En 1986 empezamos a hacer Diario de Poesía. Fue Jorge Fondebrider quien llegó con la novedad de los poemas de Joaquín Giannuzzi, de quien publicamos un reportaje y poemas en el segundo número de la revista y que, en poco tiempo más, se convirtió en una especie de numen para algunos de nosotros, que hicimos lo que Harold Bloom llamaría una “lectura errónea” de sus poemas. Seguramente obnubilados por títulos como Museo de Ciencias Naturales, El cuerpo objeto, Hipótesis sobre objetos o Mis objetos, entendimos que Giannuzzi era, sin más, un poeta objetivista y le reclamamos como una falta lo que en verdad era toda la otra mitad de su programa: una subjetividad machacante, armada alrededor de un personaje llamado J.O.G. Pero además, esa lectura errónea funcionó, en ese momento, como un concepto, como un enorme catalizador que nos permitió comenzar a pensar en una poesía por afuera de la pura subjetividad y de todas sus enfermedades: sentimentalismo, regodeo autobiográfico, facilidad de palabra. Digamos que nosotros leímos a Giannuzzi como si fuese un poeta eminentemente cerebral y dejamos de lado, programáticamente, todo lo que se armaba en sus poemas alrededor de la palabra “corazón”: puntadas en el pecho, silbidos, anginas, síncopes, ataques. La poesía de Giannuzzi parecía también –y nosotros no lo vimos– un tratado poético de cardiología.

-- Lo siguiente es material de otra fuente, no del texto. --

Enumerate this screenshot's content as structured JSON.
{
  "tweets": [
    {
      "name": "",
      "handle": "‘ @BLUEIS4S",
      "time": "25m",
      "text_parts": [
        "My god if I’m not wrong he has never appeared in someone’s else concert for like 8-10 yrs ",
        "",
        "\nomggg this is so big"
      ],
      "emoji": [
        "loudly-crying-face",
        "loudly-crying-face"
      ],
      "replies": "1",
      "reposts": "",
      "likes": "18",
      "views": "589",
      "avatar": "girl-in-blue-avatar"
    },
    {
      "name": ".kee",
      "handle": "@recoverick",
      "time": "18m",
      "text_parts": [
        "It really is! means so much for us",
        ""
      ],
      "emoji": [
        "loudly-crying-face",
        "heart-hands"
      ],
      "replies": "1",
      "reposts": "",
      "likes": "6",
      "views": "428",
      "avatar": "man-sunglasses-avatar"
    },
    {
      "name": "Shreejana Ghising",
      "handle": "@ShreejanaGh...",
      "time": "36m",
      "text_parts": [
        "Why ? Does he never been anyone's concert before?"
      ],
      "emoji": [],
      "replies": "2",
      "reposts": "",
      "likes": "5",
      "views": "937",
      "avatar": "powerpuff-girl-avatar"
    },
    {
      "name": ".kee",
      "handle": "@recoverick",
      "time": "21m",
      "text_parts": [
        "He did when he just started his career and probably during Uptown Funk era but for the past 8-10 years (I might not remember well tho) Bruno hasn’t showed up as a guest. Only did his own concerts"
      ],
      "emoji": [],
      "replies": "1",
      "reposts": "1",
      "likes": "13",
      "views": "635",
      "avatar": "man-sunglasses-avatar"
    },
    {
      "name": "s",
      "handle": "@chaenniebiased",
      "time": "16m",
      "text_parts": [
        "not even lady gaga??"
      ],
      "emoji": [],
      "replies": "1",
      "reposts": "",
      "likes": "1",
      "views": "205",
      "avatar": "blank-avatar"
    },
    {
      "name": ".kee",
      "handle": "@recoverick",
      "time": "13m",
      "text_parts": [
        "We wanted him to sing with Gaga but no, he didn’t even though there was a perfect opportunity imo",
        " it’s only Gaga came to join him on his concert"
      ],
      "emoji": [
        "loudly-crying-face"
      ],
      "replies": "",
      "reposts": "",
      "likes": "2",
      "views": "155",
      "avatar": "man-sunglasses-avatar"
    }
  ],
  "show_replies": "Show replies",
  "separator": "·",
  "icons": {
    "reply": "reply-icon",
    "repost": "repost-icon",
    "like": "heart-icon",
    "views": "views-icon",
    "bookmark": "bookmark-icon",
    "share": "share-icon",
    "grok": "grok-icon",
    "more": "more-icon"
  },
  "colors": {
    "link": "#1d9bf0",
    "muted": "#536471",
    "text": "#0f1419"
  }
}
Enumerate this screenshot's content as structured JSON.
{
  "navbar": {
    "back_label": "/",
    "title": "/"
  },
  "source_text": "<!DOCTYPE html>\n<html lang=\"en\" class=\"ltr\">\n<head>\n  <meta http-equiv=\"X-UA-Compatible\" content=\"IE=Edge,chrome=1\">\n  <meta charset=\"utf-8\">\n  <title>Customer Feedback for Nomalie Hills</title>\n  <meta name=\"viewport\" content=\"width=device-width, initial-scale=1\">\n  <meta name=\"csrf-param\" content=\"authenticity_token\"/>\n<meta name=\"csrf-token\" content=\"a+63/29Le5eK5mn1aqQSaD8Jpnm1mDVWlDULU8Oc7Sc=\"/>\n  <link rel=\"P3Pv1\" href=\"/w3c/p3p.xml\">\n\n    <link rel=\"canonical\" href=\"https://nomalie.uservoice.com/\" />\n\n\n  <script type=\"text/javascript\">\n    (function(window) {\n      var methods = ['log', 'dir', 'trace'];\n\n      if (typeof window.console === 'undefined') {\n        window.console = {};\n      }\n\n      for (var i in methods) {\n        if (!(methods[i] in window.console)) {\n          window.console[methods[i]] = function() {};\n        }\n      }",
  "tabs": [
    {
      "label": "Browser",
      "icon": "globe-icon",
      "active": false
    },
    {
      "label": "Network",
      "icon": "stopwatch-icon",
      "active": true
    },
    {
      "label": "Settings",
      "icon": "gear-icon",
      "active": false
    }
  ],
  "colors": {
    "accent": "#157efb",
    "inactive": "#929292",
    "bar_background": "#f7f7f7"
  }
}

Conversando electrónicamente con un amigo a propósito del guión de una película, que yo consideraba que no terminaba de decidirse por el registro realista o por el de la fábula de la ensoñación, mi amigo me escribía: “Yo creo que la decisión tendría que haber sido no ir hacia uno de los lados sino hacia los dos al mismo tiempo. Yo descubro que cada vez me interesan más las películas en que los registros se sobresaltan mutuamente todo el tiempo y nada es seguro. La homogeneidad es un valor que sólo encuentro puro en el pasado; y los que tratan de resucitarlo siempre corren el riesgo del academicismo”. Ahí, en esa conversación, y como sucede casi siempre con la verdad, que se revela hablando de otra cosa, descubrí la potencia real de la poesía de Giannuzzi: no un registro que somete al otro, pero tampoco una “mezcla homogénea” de ambos, sino la intermitencia entre uno y otro, entre lo frío y lo caliente, entre la cabeza y el corazón, donde una composición impecable de largo alcance (versos, sintaxis, y un ceñido repertorio lexical) cumple la función de una especie de disyuntor “al revés”, que en lugar de interrumpir la variación anormal de intensidad, la resalta y la deja ver. Por eso los personajes de Giannuzzi están al borde del infarto: porque el circuito de retroalimentación de sangre entre la cabeza y el corazón está todo el tiempo interrumpiéndose, y en esa intermitencia reside su extrañeza y su valor.
Joaquín Giannuzzi murió el lunes pasado. Tenía 79 años, y una pequeña legión de lectores que ahora mismo deben estar leyendo en voz alta algunos de sus poemas excepcionales para que sus propios versos, como una plegaria, lo acompañen allá, como nos acompañaron ellos a nosotros acá, durante los últimos 50 años.